'City Hall is broken' sets tone for feisty mayoral debate
A few minutes into Wednesday night’s mayoral debate, candidate Kevin James gestured to his competitors.
“City Hall is broken,” James said. “And they broke it."The former federal prosecutor and talk radio host, who is trailing in fundraising, did not hold back during the first debate of the mayoral race, often putting his opponents -- City Controller Wendy Greuel and council members Jan Perry and Eric Garcetti -- on the defensive.
Their responses on a variety of issues, including how to manage Hollywood’s growth and how to protect the film industry, highlighted their contrasting styles, if not their always-contrasting views.
The debate, sponsored by the Hollywood Chamber of Commerce, took place at the Taglyan Cultural Complex on Vine Street in a ballroom often used for wedding receptions.
When James came out swinging, criticizing city lawmakers for approving zoning changes that will allow denser building in Hollywood despite resistance from some in the community, Garcetti offered a philosophical response.
“We are so good in Los Angeles at saying what we are against, and we are not so good at saying what we are for,” he said.
Garcetti, who represents much of Hollywood, noted that the zoning guidelines had not been updated since 1988, and that more than 100 community meetings had been held on the matter. He called Hollywood "both a place and a metaphor," and took credit for the recent economic revitalization of the neighborhood.
Like Garcetti, Greuel said that jobs would have to be the priority of the next mayor, and like Garcetti, she said the city should offer more incentives to help the film industry.
But she portrayed herself as common-sense, saying the election is about getting back to basics. Taking a swipe at Garcetti, she noted that her ideas "may not sound sexy or slick or even visionary to some."
Greuel stressed her role as controller, where she has scrutinized an array of city activities, from employee fuel consumption to Fire Department response times.
After James pledged to start a hotline where people could report city waste and fraud -- and accused his opponents of doing too little to tamp out misconduct that he said has given Los Angeles “a national reputation for corruption" -- Greuel turned to him with a terse smile.
She told him the controller's office already has such a hotline, and said she has already uncovered $130 million in misspent dollars.
“I’ve peered into the deepest and darkest corners of our city departments,” Greuel said, adding that some of what she has found has been “embarrassing."
Perry seemed to enjoy James' attacks, at one point giving him an encouraging squeeze on the arm.
She took her own swipe at Garcetti when, speaking after him, she said: “If you want a candidate who will give you soft and pretty words, I’m not your candidate."
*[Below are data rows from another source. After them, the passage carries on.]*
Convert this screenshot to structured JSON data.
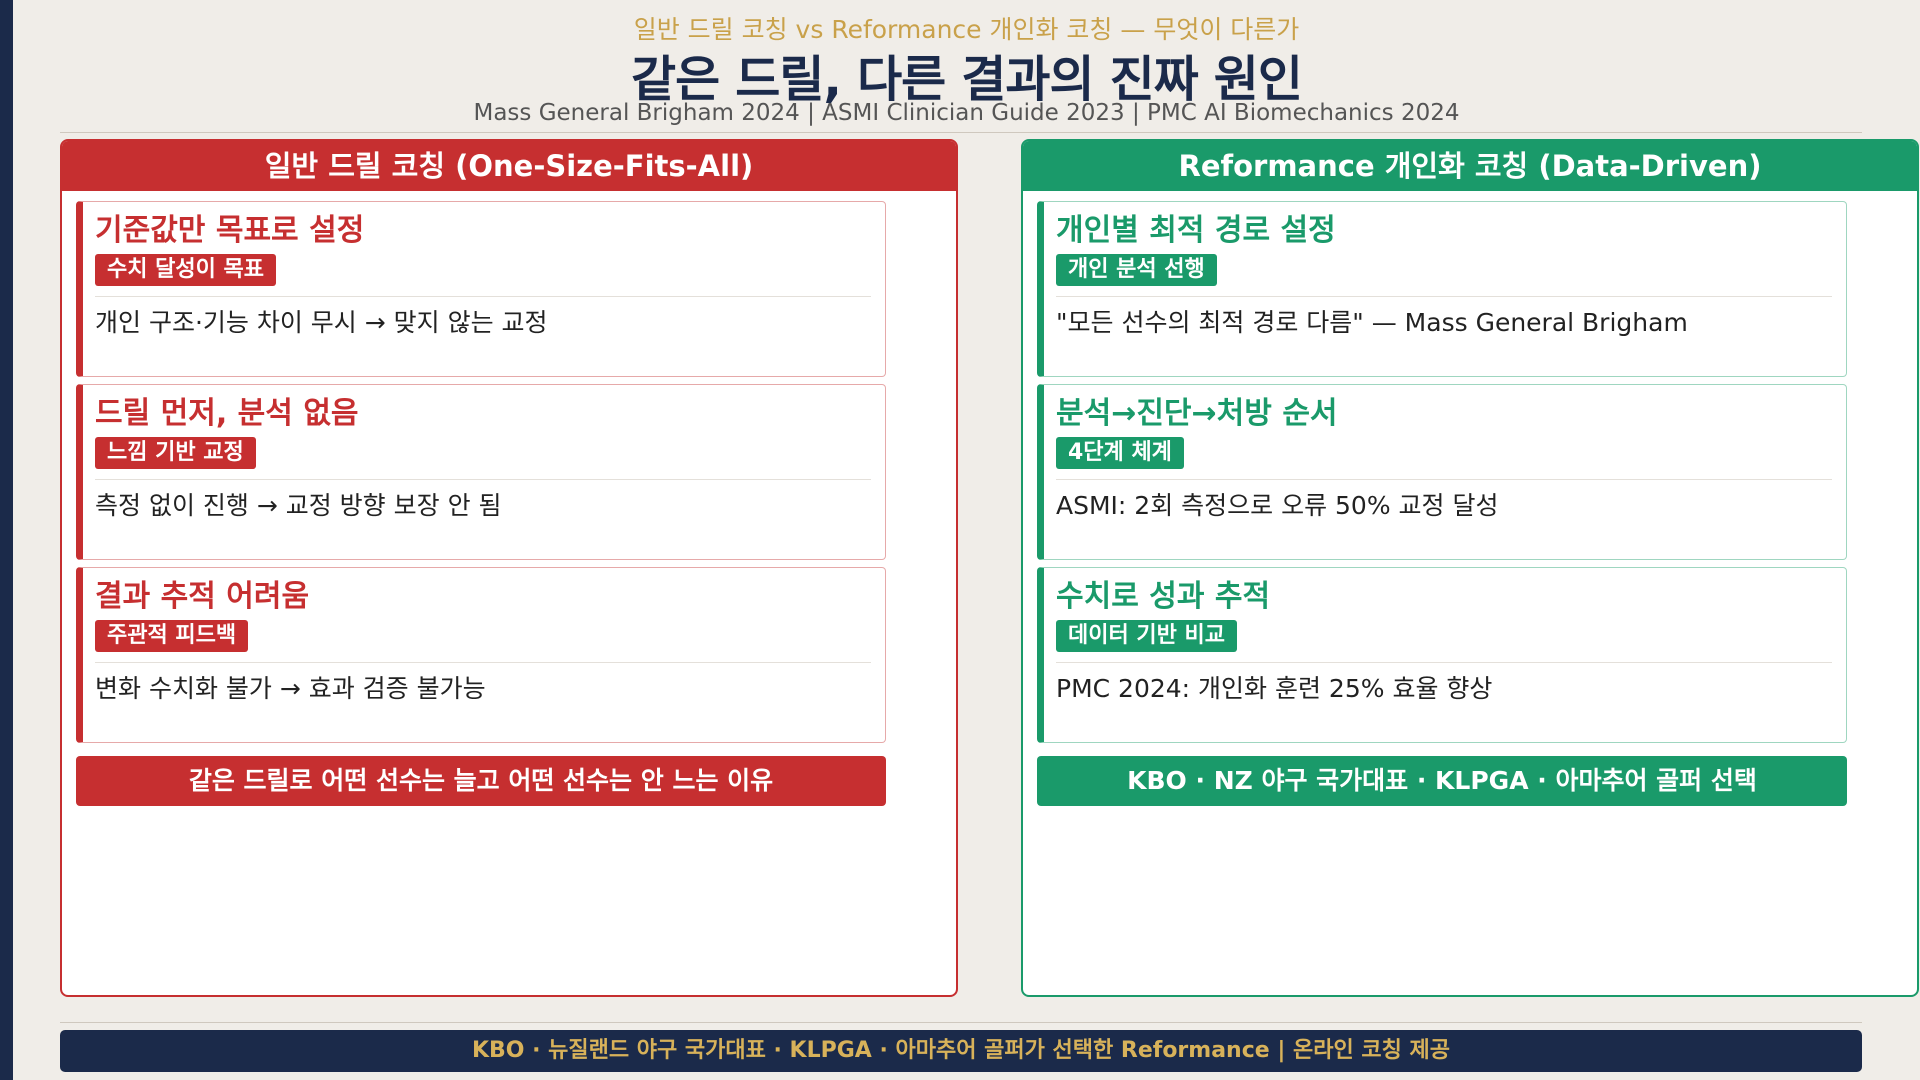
{
  "header": {
    "subtitle": "일반 드릴 코칭 vs Reformance 개인화 코칭 — 무엇이 다른가",
    "title": "같은 드릴, 다른 결과의 진짜 원인",
    "sources": "Mass General Brigham 2024  |  ASMI Clinician Guide 2023  |  PMC AI Biomechanics 2024"
  },
  "left": {
    "heading": "일반 드릴 코칭  (One-Size-Fits-All)",
    "cards": [
      {
        "title": "기준값만 목표로 설정",
        "tag": "수치 달성이 목표",
        "desc": "개인 구조·기능 차이 무시 → 맞지 않는 교정"
      },
      {
        "title": "드릴 먼저, 분석 없음",
        "tag": "느낌 기반 교정",
        "desc": "측정 없이 진행 → 교정 방향 보장 안 됨"
      },
      {
        "title": "결과 추적 어려움",
        "tag": "주관적 피드백",
        "desc": "변화 수치화 불가 → 효과 검증 불가능"
      }
    ],
    "banner": "같은 드릴로 어떤 선수는 늘고 어떤 선수는 안 느는 이유"
  },
  "right": {
    "heading": "Reformance 개인화 코칭  (Data-Driven)",
    "cards": [
      {
        "title": "개인별 최적 경로 설정",
        "tag": "개인 분석 선행",
        "desc": "\"모든 선수의 최적 경로 다름\" — Mass General Brigham"
      },
      {
        "title": "분석→진단→처방 순서",
        "tag": "4단계 체계",
        "desc": "ASMI: 2회 측정으로 오류 50% 교정 달성"
      },
      {
        "title": "수치로 성과 추적",
        "tag": "데이터 기반 비교",
        "desc": "PMC 2024: 개인화 훈련 25% 효율 향상"
      }
    ],
    "banner": "KBO · NZ 야구 국가대표 · KLPGA · 아마추어 골퍼 선택"
  },
  "footer": {
    "text": "KBO · 뉴질랜드 야구 국가대표 · KLPGA · 아마추어 골퍼가 선택한 Reformance  |  온라인 코칭 제공"
  }
}
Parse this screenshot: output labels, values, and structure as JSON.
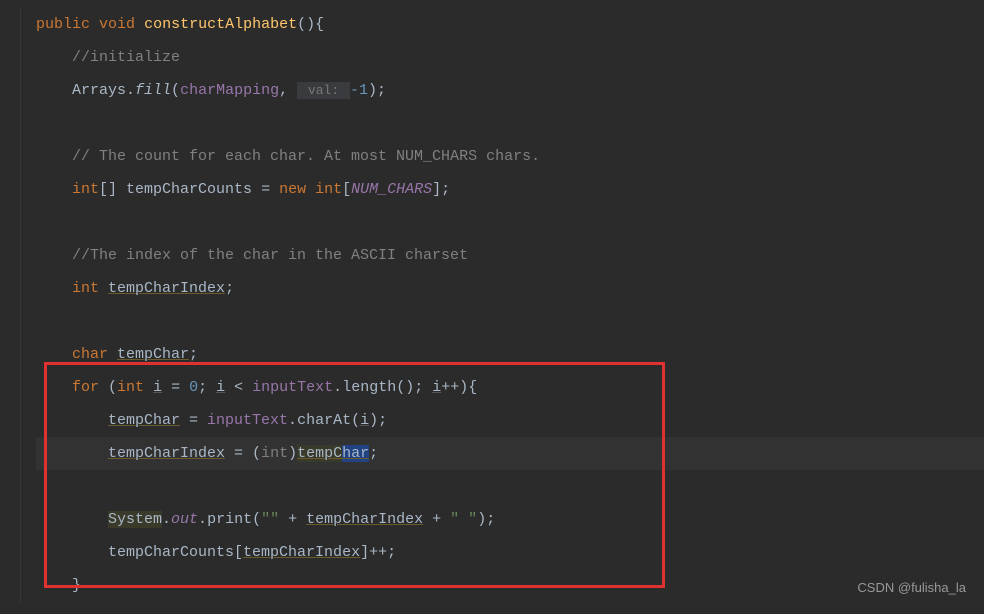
{
  "code": {
    "line1": {
      "public": "public",
      "void": "void",
      "method": "constructAlphabet",
      "parens": "(){"
    },
    "line2": {
      "comment": "//initialize"
    },
    "line3": {
      "arrays": "Arrays",
      "dot": ".",
      "fill": "fill",
      "open": "(",
      "field": "charMapping",
      "comma": ",",
      "hint": " val: ",
      "minus": "-",
      "one": "1",
      "close": ");"
    },
    "line5": {
      "comment": "// The count for each char. At most NUM_CHARS chars."
    },
    "line6": {
      "int": "int",
      "brackets": "[] ",
      "var": "tempCharCounts",
      "eq": " = ",
      "new": "new",
      "int2": " int",
      "open": "[",
      "const": "NUM_CHARS",
      "close": "];"
    },
    "line8": {
      "comment": "//The index of the char in the ASCII charset"
    },
    "line9": {
      "int": "int",
      "var": "tempCharIndex",
      "semi": ";"
    },
    "line11": {
      "char": "char",
      "var": "tempChar",
      "semi": ";"
    },
    "line12": {
      "for": "for",
      "open": " (",
      "int": "int",
      "i1": "i",
      "eq": " = ",
      "zero": "0",
      "semi1": "; ",
      "i2": "i",
      "lt": " < ",
      "input": "inputText",
      "dot": ".",
      "length": "length",
      "call": "(); ",
      "i3": "i",
      "inc": "++){"
    },
    "line13": {
      "var": "tempChar",
      "eq": " = ",
      "input": "inputText",
      "dot": ".",
      "charat": "charAt",
      "open": "(",
      "i": "i",
      "close": ");"
    },
    "line14": {
      "var": "tempCharIndex",
      "eq": " = ",
      "open": "(",
      "cast": "int",
      "close": ")",
      "tc1": "tempC",
      "tc2": "har",
      "semi": ";"
    },
    "line16": {
      "system": "System",
      "dot1": ".",
      "out": "out",
      "dot2": ".",
      "print": "print",
      "open": "(",
      "str1": "\"\"",
      "plus1": " + ",
      "var": "tempCharIndex",
      "plus2": " + ",
      "str2": "\" \"",
      "close": ");"
    },
    "line17": {
      "var": "tempCharCounts",
      "open": "[",
      "idx": "tempCharIndex",
      "close": "]",
      "inc": "++;"
    },
    "line18": {
      "brace": "}"
    }
  },
  "watermark": "CSDN @fulisha_la"
}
She reinforced one of James' complaints about high employee costs, saying she regretted her 2007 vote in favor of a new contract with city unions. Budget officials now say that vote gave employees raises the city can't afford.
But she balked when James suggested that lawmakers had approved rate hikes at the Department of Water and Power because they are afraid to stand up to the labor union that represents utility employees.
“Just for the record, my number is not on speed dial for Brian D’Arcy,” she said, alluding to the head of the powerful International Brotherhood of Electrical Workers. “He doesn’t even like me.”
After the speech, Perry noted that Greuel and Garcetti have benefited from spending by IBEW in previous elections.
Greuel and Garcetti are tied in fundraising, with each out-raising Perry about 2 to 1 and James by about 10 to 1, according to the most recent campaign filings.
A fifth candidate, Emanuel Pleitez, was excluded from the debate. He and about a dozen protesters chanted and carried signs on the sidewalk outside.
Debate organizers say Pleitez was not included because he wasn't a declared candidate when the debate was arranged earlier this year.